Le Christ n’a pas voulu beaucoup nous expliquer son amour pour nous, mais Il l’a manifesté par ses gestes. Nous découvrons en le voyant agir la manière dont Il nous traite chacun, même si nous avons du mal à le percevoir. Allons donc chercher là où notre foi peut le reconnaître : dans l’Évangile.
Selon l’Évangile, Jésus est venu chez les siens (cf. Jn 1, 11). Il ne nous traite pas comme des étrangers, par conséquent nous sommes les siens. Il nous considère comme un bien propre sur lequel il veille avec soin, avec affection. Il nous traite comme les siens. Cela ne signifie pas que nous serions ses esclaves, et lui-même le dit : « Je ne vous appelle plus serviteurs » (Jn 15, 15). Il nous propose l’appartenance réciproque des amis. Il est venu, Il a franchi toutes les distances, Il s’est fait proche de nous dans les choses les plus simples et les plus quotidiennes de l’existence. L’autre nom qu’il porte, “Emmanuel”, signifie en effet “Dieu avec nous”, Dieu proche de notre vie, vivant parmi nous. Le Fils de Dieu s’est incarné et s’est « anéanti lui-même, prenant la condition d’esclave » (Ph 2, 7).

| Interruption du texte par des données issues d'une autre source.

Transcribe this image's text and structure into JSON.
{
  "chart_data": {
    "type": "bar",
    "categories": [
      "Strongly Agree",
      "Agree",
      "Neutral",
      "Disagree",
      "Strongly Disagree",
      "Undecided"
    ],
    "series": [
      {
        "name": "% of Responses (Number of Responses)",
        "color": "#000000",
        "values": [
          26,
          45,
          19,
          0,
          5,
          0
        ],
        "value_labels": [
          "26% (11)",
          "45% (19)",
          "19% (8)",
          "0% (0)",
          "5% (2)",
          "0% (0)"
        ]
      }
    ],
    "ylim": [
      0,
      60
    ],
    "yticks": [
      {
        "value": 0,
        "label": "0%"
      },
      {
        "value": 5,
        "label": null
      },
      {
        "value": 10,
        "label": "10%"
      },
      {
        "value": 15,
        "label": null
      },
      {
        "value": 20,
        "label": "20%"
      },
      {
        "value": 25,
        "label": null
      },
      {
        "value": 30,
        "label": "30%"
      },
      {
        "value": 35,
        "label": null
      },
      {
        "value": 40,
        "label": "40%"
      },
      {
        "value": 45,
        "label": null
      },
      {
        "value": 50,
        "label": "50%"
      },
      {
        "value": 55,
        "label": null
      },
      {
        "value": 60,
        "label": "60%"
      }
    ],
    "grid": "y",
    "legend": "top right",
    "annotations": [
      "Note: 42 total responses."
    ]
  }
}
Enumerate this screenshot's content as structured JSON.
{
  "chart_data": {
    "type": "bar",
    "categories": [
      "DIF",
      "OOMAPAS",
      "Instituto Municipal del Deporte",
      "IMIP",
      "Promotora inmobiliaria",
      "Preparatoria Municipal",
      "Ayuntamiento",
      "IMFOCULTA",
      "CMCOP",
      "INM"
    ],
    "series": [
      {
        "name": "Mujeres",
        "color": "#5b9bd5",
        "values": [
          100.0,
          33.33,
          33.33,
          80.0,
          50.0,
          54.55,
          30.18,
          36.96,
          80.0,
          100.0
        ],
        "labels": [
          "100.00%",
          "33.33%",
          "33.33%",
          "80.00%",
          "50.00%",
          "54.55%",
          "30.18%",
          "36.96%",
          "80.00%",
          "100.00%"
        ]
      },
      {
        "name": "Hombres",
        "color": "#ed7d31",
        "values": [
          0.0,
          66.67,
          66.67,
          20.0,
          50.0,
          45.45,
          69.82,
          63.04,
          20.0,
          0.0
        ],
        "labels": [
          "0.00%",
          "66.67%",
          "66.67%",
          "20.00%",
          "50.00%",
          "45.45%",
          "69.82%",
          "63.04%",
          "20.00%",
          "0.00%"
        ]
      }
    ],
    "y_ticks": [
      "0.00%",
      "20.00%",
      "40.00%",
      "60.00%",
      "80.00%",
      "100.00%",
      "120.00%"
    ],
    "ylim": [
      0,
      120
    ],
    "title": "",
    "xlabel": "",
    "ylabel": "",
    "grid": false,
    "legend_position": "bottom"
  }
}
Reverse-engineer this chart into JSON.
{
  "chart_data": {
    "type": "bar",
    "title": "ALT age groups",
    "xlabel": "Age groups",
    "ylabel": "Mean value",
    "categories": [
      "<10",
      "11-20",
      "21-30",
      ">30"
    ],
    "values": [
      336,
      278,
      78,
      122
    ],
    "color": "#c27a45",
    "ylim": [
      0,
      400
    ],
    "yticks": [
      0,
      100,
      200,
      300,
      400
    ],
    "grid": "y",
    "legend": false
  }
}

Cela est manifeste lorsque nous le voyons à l’œuvre. Il est toujours à la recherche, toujours proche, toujours ouvert à la rencontre. Nous le contemplons s’arrêter pour parler avec la Samaritaine au puits où elle va prendre de l’eau (cf. Jn 4, 5-7). Nous le voyons, au milieu de la nuit, rencontrer Nicodème qui a peur d’être vu avec Lui (cf. Jn 3,1-2). Nous l’admirons se laisser laver les pieds, sans honte, par une prostituée (cf. Lc 7, 36-50) ; dire à la femme adultère les yeux dans les yeux : je ne te condamne pas (cf. Jn 8, 11) ; affronter l’indifférence de ses disciples lorsqu’il dit à l’aveugle sur la route avec tendresse : « Que veux-tu que je fasse pour toi ? » (Mc 10, 51). Le Christ montre que Dieu est proximité, compassion et tendresse.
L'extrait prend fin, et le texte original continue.